How to add

power to

your words.


As the saying goes, “Actions speak louder than words.”  Research figures support this idea and suggest that managers, during most of their speaking time,  use non-verbal communication techniques to strengthen their oral messages.                                          

A study in Management World magazine showed that only a small fraction of all messages communicated by managers are spoken with only words. 

To be clear, non-verbal communication is defined as gestures and body movements; changes in loudness, tone, speed or emphasis of voice; and facial expressions; it could also include Time, Clothes, Physical body size; colors; eye movements and other items.


However, remember that oral and non-verbal cannot be evaluated individually.  They work well and effectively when combined

The following five skills will assist you in communicating by using non-verbal tactics.                                                                                

1) EMPHASIZING.  Adding emphasis or stress to your spoken words gives the same effect as making written words boldfaced, italicized or underlined.

Examples are pointing at a visual and gesturing towards a person during a presentation; tapping on the table as you make a point; or, saying one word louder or softer than the others to convey a special importance.

CAUTION: do not overuse this, because it will weaken the tactic’s power.

2) REPEATING.  Moving you head up and down as you say “yes” or shaking your finger at someone as you blame him are classic examples of using physical actions to repeat the meaning of words. This visible connection between verbal and non-verbal communication illustrates the power of Repeating in a most natural way. It is so natural, that repeating can be done with little effort and virtually no practice.

  3) REPLACING.  Facial expressions frequently replace or substitute indirectly for verbal communication that may not be socially acceptable or is not easy to talk about. 

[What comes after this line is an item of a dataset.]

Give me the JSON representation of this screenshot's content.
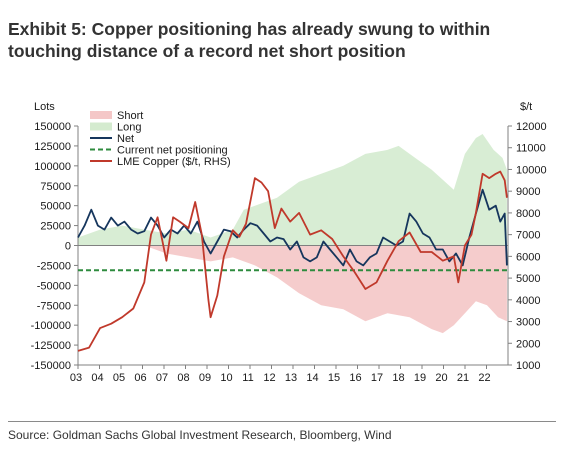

For example, if you are displeased with the actions or speech of a friend you work with, you may not like to tell him directly.  So you lack of eye contact or frowning expression will “say” it for you without words.

  4) SUPPLEMENTING.  The non-verbal signals come from the RECEIVER (audience) rather than you, the sender/communicator in this one.   

 For example, when a manager rewards an employee and his face beams with a smile; or, when it is necessary to reprimand (punish), the difference in facial expression indicates the listener’s change in attitude toward the manager (communicator).

Importance for the communicator: A good manager or supervisor must notice these changes, especially the negative ones, and deal intelligently and effectively with them to quickly eliminate an uncomfortable situation for the employee.  In this way, bad feelings will not interfere with productivity.

5) RESPONDING & ADJUSTING.  Non-verbal responses are vitally important when Responding to verbal messages from others.When you speak with someone, surely you look for positive feedback from them such as nodding of the head, eye contact and facial expressions which communicate “I understand you” or “I agree.”

Particularly in the local environment, eye contact is most important, because it is linked closely with listening itself. [Example: how many times have you seen, or have you done this yourself?  You are talking with someone and he turns away for a moment.  You touch his shoulder or grab his hand to get his attention so he will “listen” to you.  Or, while driving (and this is dangerous) looking directly into the eyes of the listener and speaking, rather than looking at the road.]

In these examples, the words seem to have more power because the speaker and listener are maintaining eye contact, a powerful non-verbal tactic.


By adopting these strategies, you will be taking your first steps toward actively understanding and using both verbal (oral) and non-verbal communication to increase the power of your words.